People suffer from a wide range of mental health problems during and long after emergencies.
People will be more likely to recover if they feel safe, connected, calm and hopeful; have access to social, physical and emotional support; and find ways to help themselves.
Agencies agree on an intervention pyramid – from basic services and actions at the base to highly specialized at the top – to help countries match response strategies with community needs and appropriate expertise.
WHO recommends at least 1 supervised health care staff member in every general health facility during humanitarian emergencies to assess and manage mental health problems.
Emergencies, in spite of their tragic nature and adverse effects on mental health, are also opportunities to build better mental health systems for all people in need.
Global progress on mental health reform will happen more quickly if, in every crisis, efforts are made to convert short-term interest in mental health into momentum for long-term improvement.
Mental health is crucial to the overall wellbeing, functioning, and resilience of individuals, societies, and countries recovering from emergencies.
During and after emergencies, people are more likely to suffer from a range of mental health problems.
Some people develop new mental disorders after an emergency, while others experience psychological distress. Those with pre-existing mental disorders often need more help than before.
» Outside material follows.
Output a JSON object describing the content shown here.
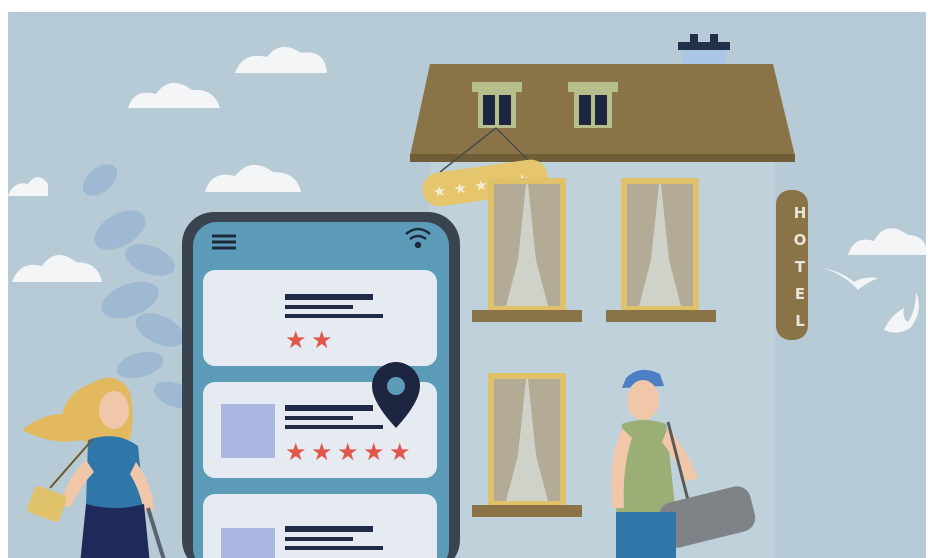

WHO-recommended psychological first aid involves humane, supportive and practical help to people who are suffering after a crisis. This support should be provided to people in ways that respect their dignity, culture and abilities. It covers both social and psychological support.
Psychological and psychiatric help need to be made available immediately for specific, urgent mental health problems as part of the health response.
Communities affected by emergencies need long-term access to mental health care as adversity is a potent risk factor for a wide range of mental health problems.
Impact of emergencies
Some problems are brought on by the emergency, some by the response to the event, and others are pre-existing or more serious.
Significant social problems are:
emergency-induced: family separation, safety, discrimination, loss of livelihoods and the social fabric of everyday life, low trust and resources;
humanitarian response-induced: overcrowding, lack of privacy in camps, loss of community or traditional support; and
pre-existing: belonging to a marginalized group.
Problems of a more psychological nature are:
pre-existing: depression, alcoholism or severe mental disorders such as schizophrenia;
emergency-induced: grief, distress, alcohol and substance abuse, depression and anxiety, including post-traumatic stress disorder (PTSD); and
humanitarian-response induced: anxiety due to a lack of information about food distribution, or how to obtain other basic services.
Symptoms of distress
Some common ways that people show their distress in reaction to a crisis are:
physical symptoms: headaches, fatigue, loss of appetite, aches and pains;
crying, sadness, grief;
being on guard, or jumpy;
irritability, anger; or
confused, in a daze;
Not everyone who experiences a crisis will need or want support. Most people will recover well over time, if they are able to restore their basic needs, find ways to return to normalcy, and get some support when they need it. Access to clinical management is important whenever symptoms interfere with daily functioning.
Effective emergency response
Evidence and experience show that people who feel safe, connected, calm and hopeful; have access to social, physical and emotional support; and find ways to help themselves after a disaster will be better able to recover long-term from mental health effects.
WHO and partners have developed an intervention pyramid – from basic services and actions at the base to highly specialized at the top – to help countries match response strategies with community needs and appropriate expertise. For example, clinical mental health services at the apex of the pyramid should be provided under the supervision of mental health specialists such as psychiatric nurses, psychologists or psychiatrists.
Psychological first aid can be provided by field workers, including health workers, teachers or trained volunteers, and does not always need mental health professionals.
Trained and supervised general health care staff members can offer first-line care for mental disorders.
Looking forward: emergencies can build better mental health systems
In spite of their tragic nature, many countries have capitalized on emergency situations to build better mental health systems. The surge of international donor aid combined with increased attention to mental health issues creates opportunities to improve mental health care.
For example, access to mental health care in general health care facilities is better in many areas of the Syrian Arab Republic in 2017 than before the war. Mental health care was only available in the large cities before the war. During the war, over 500 primary health care staff were trained and are providing mental health care in primary care settings.
WHO is the leading agency in technical advice on mental health and emergencies. In 2017 WHO is operational on mental health in the Central African Republic, Guinea, Iraq, Lebanon, Liberia, Sierra Leone, Syrian Arab Republic, Turkey, the West Bank and Gaza Strip, and Yemen.
WHO works globally to ensure that the humanitarian mental health response is coordinated and effective, and that afterwards mental health systems are rebuilt and sustained.
WHO develops and evaluates tools to meet the mental health needs of people in emergencies. These include tools on assessment, psychological first aid, clinical management of mental disorders, and mental health system recovery.